How Blindness Affects the Structure of the Brain

A Journey Through The Visual System

What is Visual Impairment (Blindness) and how does it affect the structure of the brain?

Visual impairment refers to the loss of part or all of a person’s eye sight. This can be due to the damage of the eye, the optical nerves, or the visual cortex of the brain, or it can occur as a result of abnormal brain development. A number of conditions are associated with visual impairment. Regardless of the cause, visual impairment can lead to changes in how the brain structure develops.

Normally, visual images enter through the eye and travel the optic nerve into the visual cortex to be processed. When damage or developmental abnormalities are present that affect the visual process, the travel of these signals through the brain is impeded.

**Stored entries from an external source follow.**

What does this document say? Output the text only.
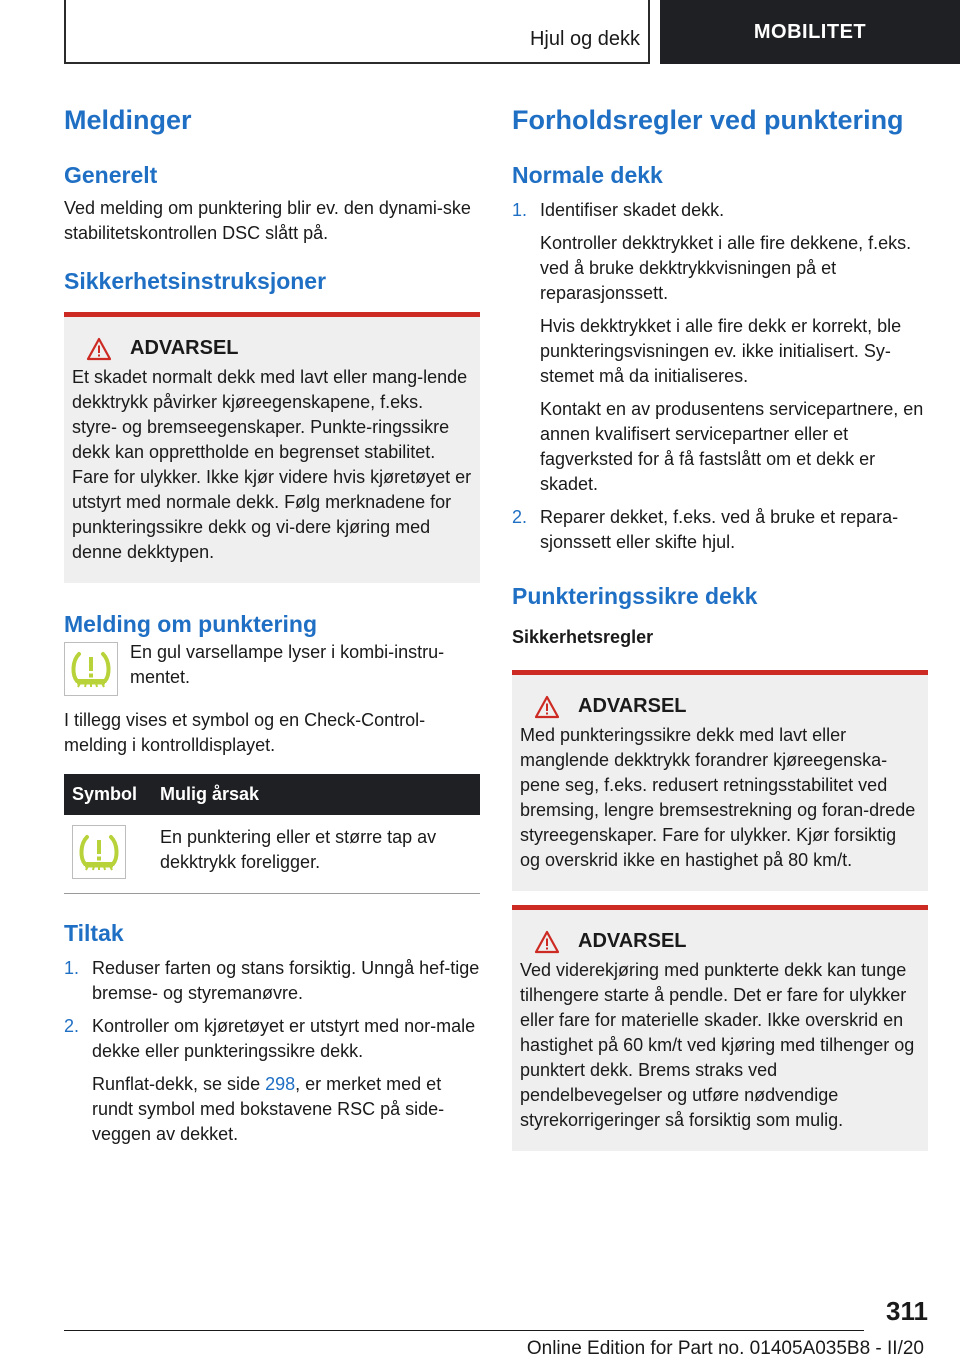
Hjul og dekk	MOBILITET
Meldinger
Generelt

Ved melding om punktering blir ev. den dynami-ske stabilitetskontrollen DSC slått på.

Sikkerhetsinstruksjoner
ADVARSEL

Et skadet normalt dekk med lavt eller mang-lende dekktrykk påvirker kjøreegenskapene, f.eks. styre- og bremseegenskaper. Punkte-ringssikre dekk kan opprettholde en begrenset stabilitet. Fare for ulykker. Ikke kjør videre hvis kjøretøyet er utstyrt med normale dekk. Følg merknadene for punkteringssikre dekk og vi-dere kjøring med denne dekktypen.

Melding om punktering

En gul varsellampe lyser i kombi-instru-mentet.

I tillegg vises et symbol og en Check-Control-melding i kontrolldisplayet.

Symbol	Mulig årsak

	En punktering eller et større tap av dekktrykk foreligger.
Tiltak
1. Reduser farten og stans forsiktig. Unngå hef-tige bremse- og styremanøvre.
2. Kontroller om kjøretøyet er utstyrt med nor-male dekke eller punkteringssikre dekk.

Runflat-dekk, se side 298, er merket med et rundt symbol med bokstavene RSC på side-veggen av dekket.

Forholdsregler ved punktering
Normale dekk
1. Identifiser skadet dekk.

Kontroller dekktrykket i alle fire dekkene, f.eks. ved å bruke dekktrykkvisningen på et reparasjonssett.

Hvis dekktrykket i alle fire dekk er korrekt, ble punkteringsvisningen ev. ikke initialisert. Sy-stemet må da initialiseres.

Kontakt en av produsentens servicepartnere, en annen kvalifisert servicepartner eller et fagverksted for å få fastslått om et dekk er skadet.

2. Reparer dekket, f.eks. ved å bruke et repara-sjonssett eller skifte hjul.

Punkteringssikre dekk
Sikkerhetsregler
ADVARSEL

Med punkteringssikre dekk med lavt eller manglende dekktrykk forandrer kjøreegenska-pene seg, f.eks. redusert retningsstabilitet ved bremsing, lengre bremsestrekning og foran-drede styreegenskaper. Fare for ulykker. Kjør forsiktig og overskrid ikke en hastighet på 80 km/t.

ADVARSEL

Ved viderekjøring med punkterte dekk kan tunge tilhengere starte å pendle. Det er fare for ulykker eller fare for materielle skader. Ikke overskrid en hastighet på 60 km/t ved kjøring med tilhenger og punktert dekk. Brems straks ved pendelbevegelser og utføre nødvendige styrekorrigeringer så forsiktig som mulig.

311
Online Edition for Part no. 01405A035B8 - II/20
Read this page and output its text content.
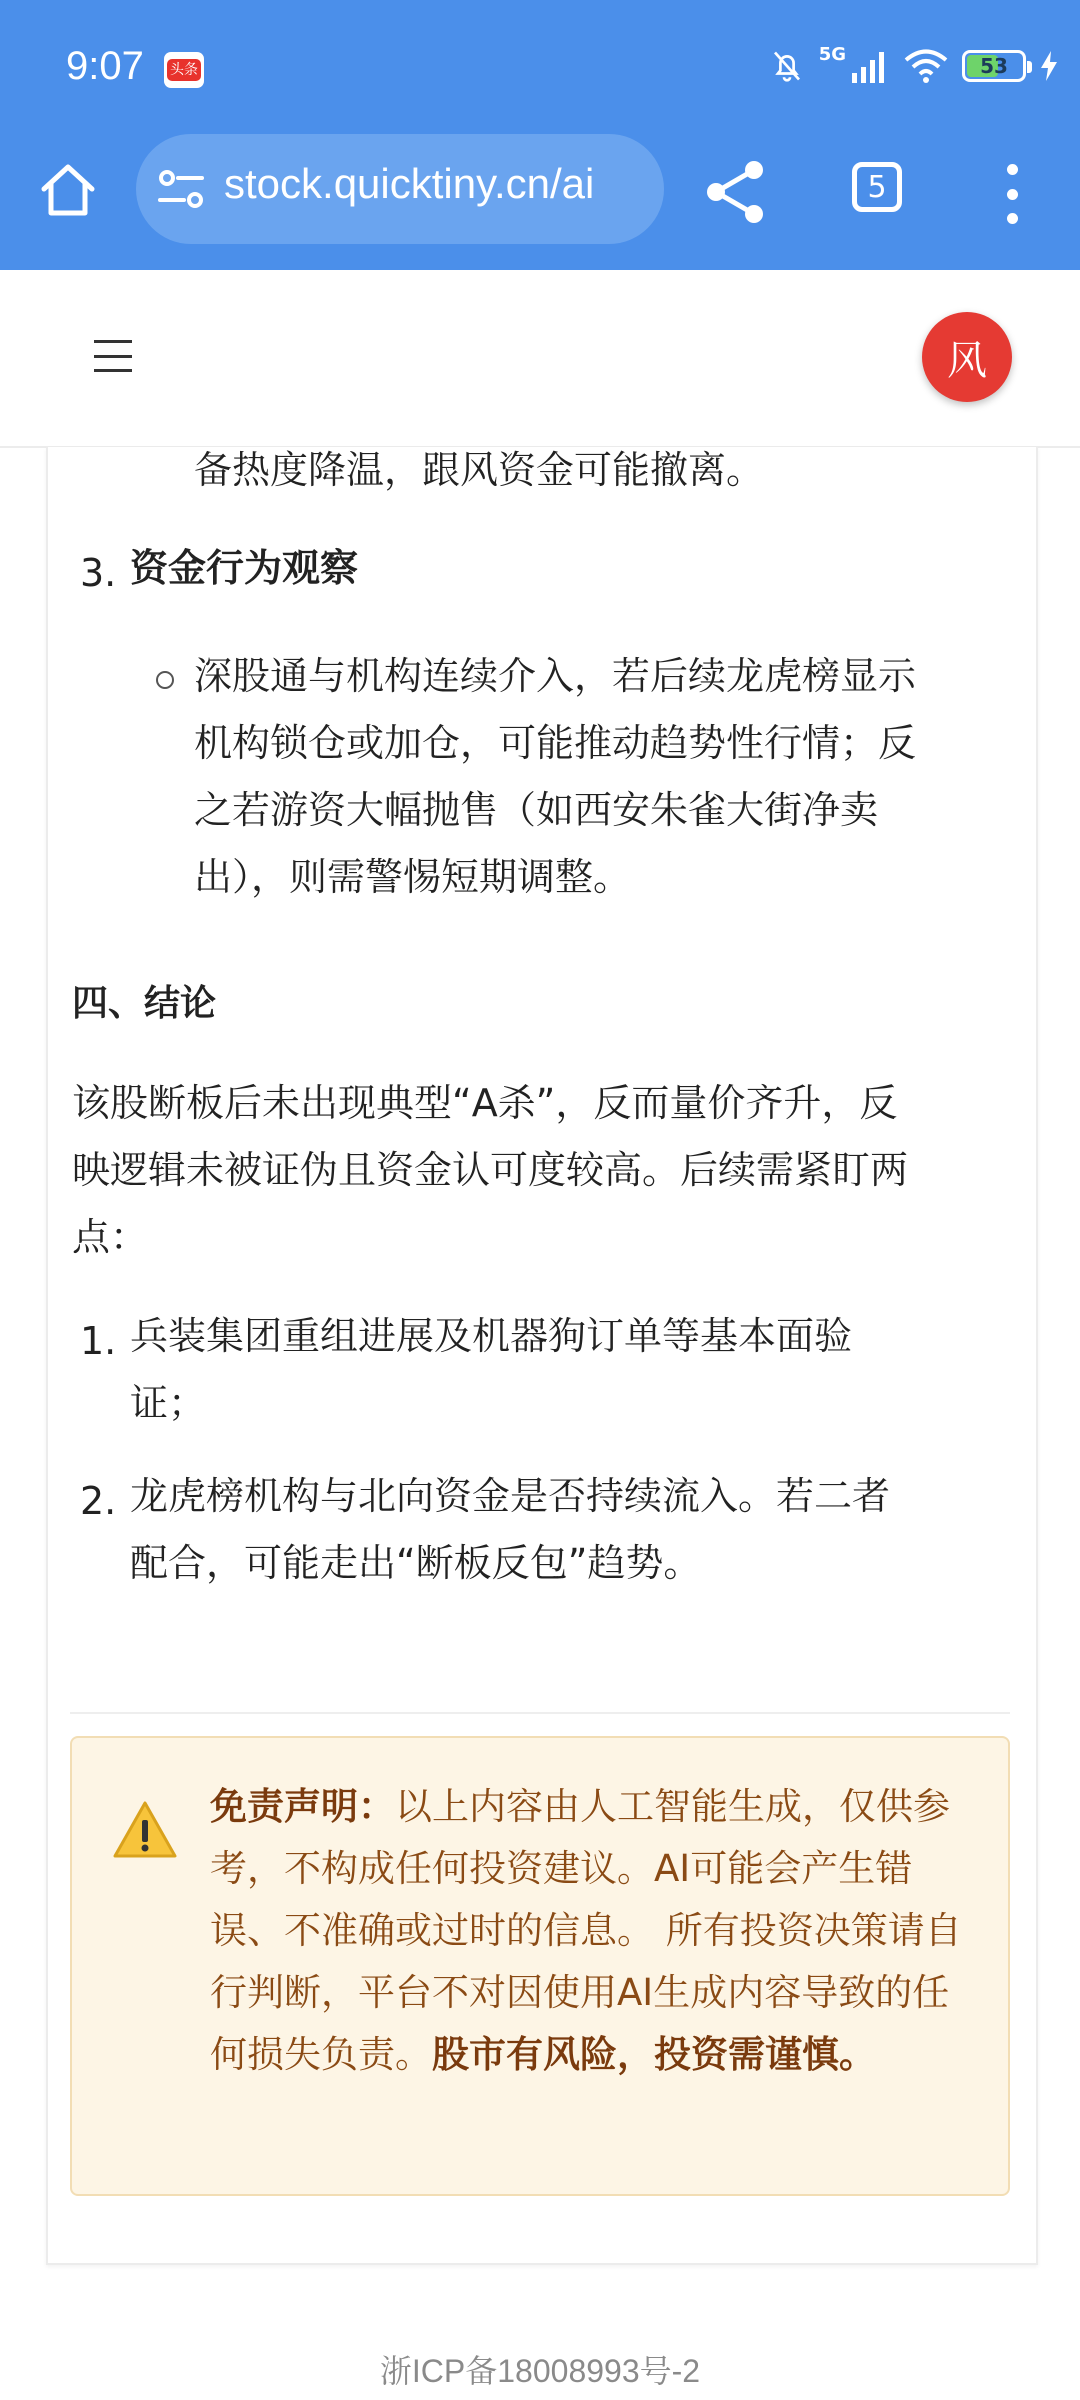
9:07 头条
5G	53
stock.quicktiny.cn/ai	5
风
备热度降温，跟风资金可能撤离。
3. 资金行为观察
深股通与机构连续介入，若后续龙虎榜显示
机构锁仓或加仓，可能推动趋势性行情；反
之若游资大幅抛售（如西安朱雀大街净卖
出），则需警惕短期调整。
四、结论
该股断板后未出现典型“A杀”，反而量价齐升，反
映逻辑未被证伪且资金认可度较高。后续需紧盯两
点：
1. 兵装集团重组进展及机器狗订单等基本面验
证；
2. 龙虎榜机构与北向资金是否持续流入。若二者
配合，可能走出“断板反包”趋势。
免责声明：以上内容由人工智能生成，仅供参考，不构成任何投资建议。AI可能会产生错误、不准确或过时的信息。 所有投资决策请自行判断，平台不对因使用AI生成内容导致的任何损失负责。股市有风险，投资需谨慎。
浙ICP备18008993号-2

Structural changes in the brain related to uncorrected vision impairment, such as a loss of dendrite spines and a reduction of synapses as described in Biological Psychology: An Introduction to Behavioral, Cognitive, and Clinical Neuroscience by S. Marc Breedlove and Neil V. Watson, can occur resulting in the inability to transmit signals from the eyes to the visual cortex of the brain due to breaks in or incomplete neuropathways. Firing of nerves related to visual signals would not be able to completely travel the path to the visual cortex and other areas of the brain, resulting in the inability to process images. Early preventative measures and intervention can alleviate these issues, but if left unchecked until adulthood, most damage is permanent.

Brain Bleed Leading to Vision Impairment

Cerebral Visual Impairment Society

The above link provides a wide variety of information relating to cerebral visual impairment (CVI), which is a type of visual impairment. This impairment defines CVI, what processes are involved in interpreting visual stimuli in the brain, and what behaviors are associated with CVI. Since the process of interpreting visual signals is very complex, a number of ares of the brain are responsible for interpreting these signals and problems in any area can lead to CVI. It does not have to be a problem with the eye itself, optical pathways, or the visual cortex.